May 8, 2014 Voyage of the St. Louis Subject of Jewish American Heritage Month Program
Press Contact: Audrey Fischer (202) 707-0022
Public Contact: Gail Shirazi (202) 707-9897
Contact: Request ADA accommodations five business days in advance at (202) 707-6362 or [email protected]
On May 13, 1939, the S.S. St. Louis left from Hamburg, Germany, carrying over 900 Jewish refugees fleeing Nazi Germany. Turned away from Cuba, the U.S. and Canada, the ship returned to Europe, leaving its passengers to face the impending Holocaust.
To mark the 75th anniversary of “the voyage of the damned” during Jewish American Heritage Month, the Library will present a panel discussion with Holocaust scholar Diane Afoumado and radio host Martin Goldsmith, moderated by veteran journalist Marvin Kalb.
The program will be held at noon on Monday, May 19 in the Whittall Pavilion, located on the ground floor of the Thomas Jefferson Building at 10 First Street S.E., Washington, D.C. The event, which is presented by the Acquisitions and Bibliographic Access Directorate in Library Services and the Hebrew Language Table, is free and open to the public; tickets are not required.
Afoumado is chief of the International Tracing Service at the U.S. Holocaust Memorial Museum in Washington, D.C. She received a master’s degree and doctorate in contemporary history from the University of Paris X, Nanterre. During her fellowship at the Holocaust Museum, she was a historian at the Center of Jewish Documentation in Paris. For her Center for Advanced Holocaust Studies Fellowship, she conducted research for her project “The St. Louis Odyssey through the Eyes of Captain Schroeder.”
Goldsmith, host of “Symphony Hall” on Sirius XM Satellite Radio, recently wrote the book “Alex’s Wake: A Voyage of Betrayal and a Journey of Remembrance,” about his family’s connection to the St. Louis. Goldsmith traces the experiences of his grandfather and uncle aboard the ship, their return to Germany and eventual deaths at Auschwitz. In his previous book, “The Inextinguishable Symphony,” the classical-music host tells the story of his musician parents’ meeting as members of the all-Jewish Kulturbund in Nazi Germany.
Marvin Kalb spent 30 years as an award-winning reporter for CBS News and NBC News. He has written or coauthored nine nonfiction books. He is currently a nonresident senior fellow with the Foreign Policy Program at the Brookings Institution and senior adviser at the Pulitzer Center on Crisis Reporting. He focuses on the impact of media on public policy and politics, and is also an expert in national security, with a focus on U.S. relations with Russia, Europe and the Middle East. His most recent book is “The Road to War: Presidential Commitments Honored and Betrayed” (Brookings Institution Press, 2013).

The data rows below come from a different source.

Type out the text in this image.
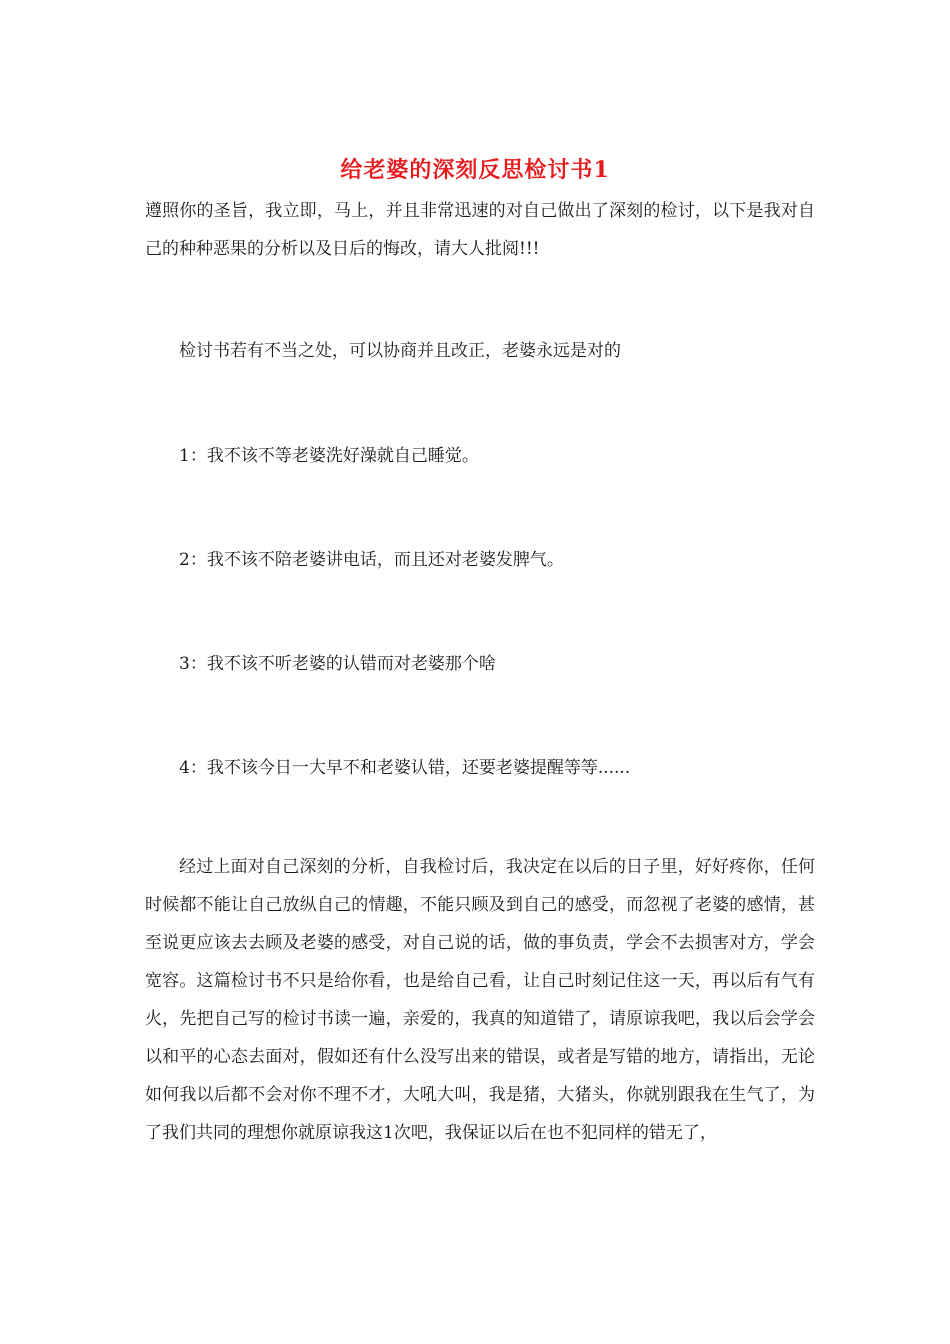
给老婆的深刻反思检讨书1

遵照你的圣旨，我立即，马上，并且非常迅速的对自己做出了深刻的检讨，以下是我对自己的种种恶果的分析以及日后的悔改，请大人批阅!!!

检讨书若有不当之处，可以协商并且改正，老婆永远是对的

1：我不该不等老婆洗好澡就自己睡觉。

2：我不该不陪老婆讲电话，而且还对老婆发脾气。

3：我不该不听老婆的认错而对老婆那个啥

4：我不该今日一大早不和老婆认错，还要老婆提醒等等......

经过上面对自己深刻的分析，自我检讨后，我决定在以后的日子里，好好疼你，任何时候都不能让自己放纵自己的情趣，不能只顾及到自己的感受，而忽视了老婆的感情，甚至说更应该去去顾及老婆的感受，对自己说的话，做的事负责，学会不去损害对方，学会宽容。这篇检讨书不只是给你看，也是给自己看，让自己时刻记住这一天，再以后有气有火，先把自己写的检讨书读一遍，亲爱的，我真的知道错了，请原谅我吧，我以后会学会以和平的心态去面对，假如还有什么没写出来的错误，或者是写错的地方，请指出，无论如何我以后都不会对你不理不才，大吼大叫，我是猪，大猪头，你就别跟我在生气了，为了我们共同的理想你就原谅我这1次吧，我保证以后在也不犯同样的错无了，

Founded in 1800, the Library of Congress is the nation’s oldest federal cultural institution. The Library seeks to spark imagination and creativity and to further human understanding and wisdom by providing access to knowledge through its magnificent collections, programs, publications and exhibitions. Many of the Library’s rich resources can be accessed through its website at www.loc.gov.